WaterAid is working to promote clean water and sanitation in several garment factories and their workers’ communities.
Its latest research, carried out in four countries, found that investment in these services benefits manufacturing and agricultural businesses.
On October 3, the international NGO unveiled its latest research report – Business Promotion: Why Invest in Clean Water and Sanitation?
It found that clean water, toilets and hand washing facilities increase productivity and often drive a return on investment.
The research was conducted in 10 workplaces and communities in four countries in four sectors: garment factories in Bangladesh, leather processing plants in India, tea mills in Kenya and India, and smallholder farmers in Tanzania.
WaterAid behaviour change coordinator Teu Sreyneang told The Post on October 5 that the organisation has been working with nine factories in Cambodia since 2020 to promote clean water supplies, in the factories themselves and in the communities where the workers live.
She said that based on the work that WaterAid has carried out with the nine factories so far, the results appear to be as good as what the research suggested they would be.
Research of this type has not been carried out before in Cambodia.
“The idea is that factories will want to provide clean water to their employees as it will benefit their companies. WaterAid is working to ensure that everyone everywhere has access to clean water and toilets,” she said.
She noted that the nine factories are in three provinces: Kandal, Kampong Speu and Kampong Chhnang.
Access to clean water and toilets at home, in the community and at work is fundamental to the health and wellbeing of all people, she said.
According to WaterAid’s findings, by investing in clean water and sanitation, businesses increase socio-economic wellbeing for their employees and their families, while increasing productivity, reducing illness and absence, and reducing medical expenses.
“By investing in water and sanitation services, businesses also strengthen their brand value, create resilience for their employees, reduce risks in their operations and combat climate change,” said the report.
WaterAid country director Chat Sophiep said that water and sanitation work should not just be done in one location.

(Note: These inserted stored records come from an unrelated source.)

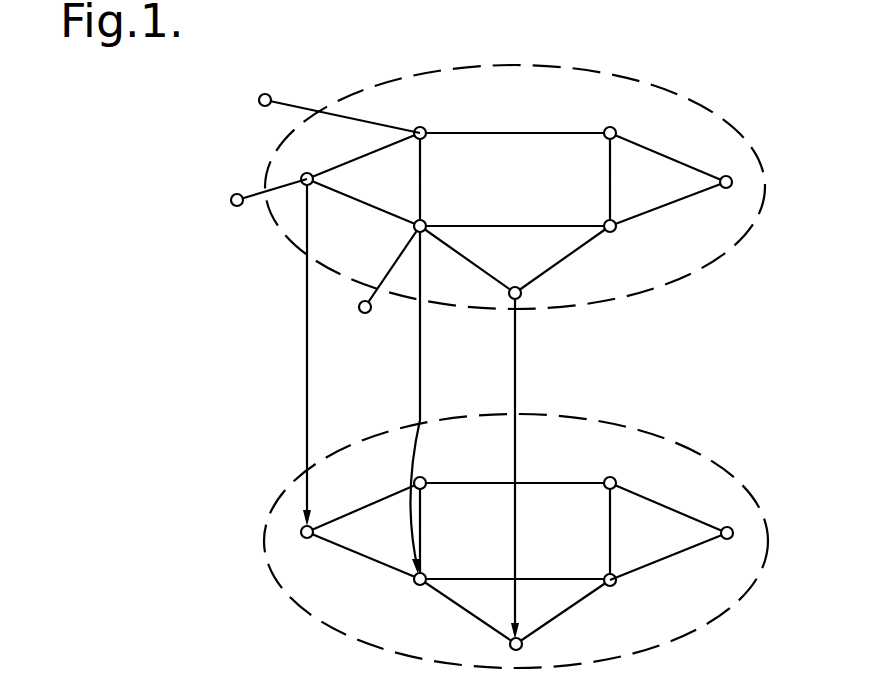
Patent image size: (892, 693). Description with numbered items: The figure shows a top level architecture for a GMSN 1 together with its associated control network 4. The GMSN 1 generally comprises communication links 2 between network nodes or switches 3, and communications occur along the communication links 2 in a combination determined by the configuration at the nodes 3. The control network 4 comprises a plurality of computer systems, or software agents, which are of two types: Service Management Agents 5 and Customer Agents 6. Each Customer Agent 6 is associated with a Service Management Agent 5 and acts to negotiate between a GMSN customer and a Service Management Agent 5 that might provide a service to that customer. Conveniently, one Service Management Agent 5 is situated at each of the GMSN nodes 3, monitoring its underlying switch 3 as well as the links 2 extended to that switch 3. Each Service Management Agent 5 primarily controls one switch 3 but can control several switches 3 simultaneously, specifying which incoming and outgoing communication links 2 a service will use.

The GMSN 1 is at (708, 462).
The communication links 2 is at (672, 558).
The network nodes or switches 3 is at (568, 648).
The control network 4 is at (703, 107).
The Service Management Agent 5 is at (651, 256).
The Customer Agent 6 is at (231, 202).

Systematic work should address all areas and involve all parties.
“This is why, in the garment industry, WaterAid not only promotes clean water and sanitation in factories, we also promote the service in the communities where workers live, under the auspices of the VF Corporation and the VF Foundation.
“Through these projects, we have personally seen the benefits that our research suggested would come from improved access to clean water and sanitation in the workplace and at home.
“It provides many benefits to both employees and companies, so we encourage factory owners and small and large enterprises to prioritise investment in these areas for the mutual benefit of business and society,” he said.
Since its inception in 1981, WaterAid has provided 28.8 million people with access to clean water, 28.1 million with decent toilets and 26 million with hygiene education.